Pulsed plasma polymerization of an aromatic perfluorocarbon monomer: Formation of low dielectric constant, high thermal stability films

The plasma polymerization of the perfluoroallyl benzene monomer [(C6F5)CF2CF=CF2] was carried out under pulsed discharge conditions. Progressive changes in the composition of the plasma generated polymers were observed with sequential changes in the duty cycle of the pulsed discharge, as other reaction variables remaining constant. In particular, an increased retention of the aromatic ring of the starting monomer in the polymers is obtained with decreasing plasma duty cycles during film formation, as shown by x-ray photoelectron spectroscopy and Fourier-transform infrared analyses of these films.
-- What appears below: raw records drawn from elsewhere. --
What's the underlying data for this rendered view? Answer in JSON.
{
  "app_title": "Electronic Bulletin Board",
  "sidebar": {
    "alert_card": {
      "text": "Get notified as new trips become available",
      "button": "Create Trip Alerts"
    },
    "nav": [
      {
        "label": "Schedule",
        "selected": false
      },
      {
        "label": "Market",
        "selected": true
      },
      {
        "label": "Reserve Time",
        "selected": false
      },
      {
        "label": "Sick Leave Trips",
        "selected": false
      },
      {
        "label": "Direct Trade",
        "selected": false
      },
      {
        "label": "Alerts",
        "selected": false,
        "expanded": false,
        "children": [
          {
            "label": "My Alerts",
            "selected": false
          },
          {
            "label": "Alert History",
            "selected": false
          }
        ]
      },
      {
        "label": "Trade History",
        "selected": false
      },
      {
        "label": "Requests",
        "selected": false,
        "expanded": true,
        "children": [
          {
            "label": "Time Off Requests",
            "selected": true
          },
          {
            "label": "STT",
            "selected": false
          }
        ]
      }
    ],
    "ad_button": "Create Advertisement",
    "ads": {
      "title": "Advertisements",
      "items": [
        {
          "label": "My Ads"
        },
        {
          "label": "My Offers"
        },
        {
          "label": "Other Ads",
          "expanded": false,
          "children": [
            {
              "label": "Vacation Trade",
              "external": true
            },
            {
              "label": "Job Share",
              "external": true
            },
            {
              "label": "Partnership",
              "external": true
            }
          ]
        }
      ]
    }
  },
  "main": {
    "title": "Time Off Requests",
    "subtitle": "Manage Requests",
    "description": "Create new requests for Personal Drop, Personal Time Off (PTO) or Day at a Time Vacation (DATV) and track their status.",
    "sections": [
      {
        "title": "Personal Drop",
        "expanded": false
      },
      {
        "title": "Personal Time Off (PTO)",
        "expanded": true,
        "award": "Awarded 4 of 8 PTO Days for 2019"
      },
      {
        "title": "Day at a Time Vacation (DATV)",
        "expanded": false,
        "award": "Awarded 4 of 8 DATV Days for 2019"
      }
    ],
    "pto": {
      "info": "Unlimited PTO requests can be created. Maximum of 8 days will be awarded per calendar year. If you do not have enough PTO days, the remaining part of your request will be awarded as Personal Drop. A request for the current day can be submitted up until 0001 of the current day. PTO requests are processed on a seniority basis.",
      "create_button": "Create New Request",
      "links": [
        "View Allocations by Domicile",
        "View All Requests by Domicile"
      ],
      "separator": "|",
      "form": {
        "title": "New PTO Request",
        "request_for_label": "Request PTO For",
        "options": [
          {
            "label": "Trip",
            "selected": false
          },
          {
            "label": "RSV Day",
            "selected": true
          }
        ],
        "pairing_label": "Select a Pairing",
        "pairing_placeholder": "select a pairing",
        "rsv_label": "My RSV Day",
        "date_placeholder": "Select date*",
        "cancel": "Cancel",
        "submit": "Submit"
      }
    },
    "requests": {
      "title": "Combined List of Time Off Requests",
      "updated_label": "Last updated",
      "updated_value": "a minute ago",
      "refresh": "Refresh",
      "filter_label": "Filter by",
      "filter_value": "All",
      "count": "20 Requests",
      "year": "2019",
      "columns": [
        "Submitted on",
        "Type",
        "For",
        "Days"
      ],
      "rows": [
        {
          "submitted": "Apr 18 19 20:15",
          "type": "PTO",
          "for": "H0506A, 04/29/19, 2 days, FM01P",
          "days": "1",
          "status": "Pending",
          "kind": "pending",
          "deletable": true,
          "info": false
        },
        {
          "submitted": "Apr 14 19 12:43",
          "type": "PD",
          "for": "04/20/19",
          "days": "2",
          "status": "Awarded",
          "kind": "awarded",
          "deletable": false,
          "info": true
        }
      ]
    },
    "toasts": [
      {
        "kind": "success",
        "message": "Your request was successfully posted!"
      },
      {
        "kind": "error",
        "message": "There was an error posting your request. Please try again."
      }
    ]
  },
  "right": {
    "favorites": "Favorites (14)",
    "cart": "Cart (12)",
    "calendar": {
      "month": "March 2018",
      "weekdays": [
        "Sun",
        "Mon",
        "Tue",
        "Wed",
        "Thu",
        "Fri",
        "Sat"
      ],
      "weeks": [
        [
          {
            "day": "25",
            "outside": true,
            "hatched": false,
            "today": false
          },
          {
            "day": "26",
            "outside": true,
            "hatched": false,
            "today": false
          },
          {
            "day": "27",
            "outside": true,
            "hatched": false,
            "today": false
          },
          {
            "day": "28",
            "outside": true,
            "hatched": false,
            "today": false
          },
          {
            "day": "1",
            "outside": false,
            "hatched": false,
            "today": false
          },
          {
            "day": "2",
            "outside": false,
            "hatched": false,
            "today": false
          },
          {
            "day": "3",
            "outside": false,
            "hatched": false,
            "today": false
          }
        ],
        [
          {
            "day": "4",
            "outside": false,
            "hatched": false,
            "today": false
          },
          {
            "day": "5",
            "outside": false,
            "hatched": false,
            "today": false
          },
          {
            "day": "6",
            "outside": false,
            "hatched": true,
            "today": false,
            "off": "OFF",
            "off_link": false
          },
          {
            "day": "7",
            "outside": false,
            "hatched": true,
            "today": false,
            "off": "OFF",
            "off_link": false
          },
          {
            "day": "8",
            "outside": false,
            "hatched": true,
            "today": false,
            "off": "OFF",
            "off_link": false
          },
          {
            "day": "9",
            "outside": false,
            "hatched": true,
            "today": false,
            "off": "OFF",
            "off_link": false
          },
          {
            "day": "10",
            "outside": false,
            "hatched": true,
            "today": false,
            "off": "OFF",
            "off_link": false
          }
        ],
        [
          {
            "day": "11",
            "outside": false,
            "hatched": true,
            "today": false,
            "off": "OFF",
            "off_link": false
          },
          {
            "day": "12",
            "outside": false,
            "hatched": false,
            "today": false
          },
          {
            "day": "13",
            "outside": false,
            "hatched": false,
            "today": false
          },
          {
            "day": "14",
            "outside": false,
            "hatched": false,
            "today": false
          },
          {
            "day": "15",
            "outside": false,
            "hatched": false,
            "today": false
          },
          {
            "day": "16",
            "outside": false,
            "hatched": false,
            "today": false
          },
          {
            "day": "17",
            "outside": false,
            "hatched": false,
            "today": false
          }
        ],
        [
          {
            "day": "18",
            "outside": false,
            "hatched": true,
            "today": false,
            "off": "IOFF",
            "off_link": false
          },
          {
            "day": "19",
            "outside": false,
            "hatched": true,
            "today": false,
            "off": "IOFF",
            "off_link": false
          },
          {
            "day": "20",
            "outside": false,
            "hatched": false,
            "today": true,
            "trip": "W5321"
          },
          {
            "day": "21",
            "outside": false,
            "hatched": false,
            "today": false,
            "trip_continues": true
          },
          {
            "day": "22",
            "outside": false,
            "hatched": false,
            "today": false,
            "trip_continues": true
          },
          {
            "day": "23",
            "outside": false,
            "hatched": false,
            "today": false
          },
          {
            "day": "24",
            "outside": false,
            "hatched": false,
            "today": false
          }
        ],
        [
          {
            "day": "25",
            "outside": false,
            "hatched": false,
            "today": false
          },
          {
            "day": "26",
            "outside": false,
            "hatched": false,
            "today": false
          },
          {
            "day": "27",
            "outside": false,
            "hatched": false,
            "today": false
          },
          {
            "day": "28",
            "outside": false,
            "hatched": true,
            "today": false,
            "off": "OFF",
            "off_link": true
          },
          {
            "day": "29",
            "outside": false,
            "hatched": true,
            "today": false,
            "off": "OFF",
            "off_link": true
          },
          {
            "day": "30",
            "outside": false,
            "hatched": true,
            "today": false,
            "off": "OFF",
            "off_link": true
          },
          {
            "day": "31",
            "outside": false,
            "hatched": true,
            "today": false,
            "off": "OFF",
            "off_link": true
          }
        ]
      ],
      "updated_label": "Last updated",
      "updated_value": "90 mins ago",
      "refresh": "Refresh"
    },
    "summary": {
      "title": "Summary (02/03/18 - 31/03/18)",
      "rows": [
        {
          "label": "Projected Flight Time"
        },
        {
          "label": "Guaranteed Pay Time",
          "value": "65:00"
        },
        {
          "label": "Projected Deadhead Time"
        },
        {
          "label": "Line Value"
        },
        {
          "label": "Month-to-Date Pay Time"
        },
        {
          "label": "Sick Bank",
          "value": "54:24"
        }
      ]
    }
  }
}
Dielectric constants of these perfluorinated films are consistently below a value of 2.0, measured over a frequency range of 5x10(2)-1x10(5) Hz. Although thermal gravimetric analysis of the plasma films revealed significant weight loss beginning at temperature below 300 degrees C, up to 70%, dramatic improvement in the thermal stability of these films was observed following their thermal annealing at temperature of 350-400 degrees C under N-2. The resultant annealed films exhibit negligible weight loss during subsequent thermogravimetric analysis at temperature as high as 420 degrees C. Most importantly, this gain in thermal stability of the plasma polymers is achieved with only minor increases in the dielectric constants, along with relatively minor changes in film compositions, following the thermal annealing processes. The implications of this study with respect to low dielectric constant requirements for future smaller feature size integrated circuits are discussed in this work. (C) 2000 American Vacuum Society. [S0734-211X(00)00402-9].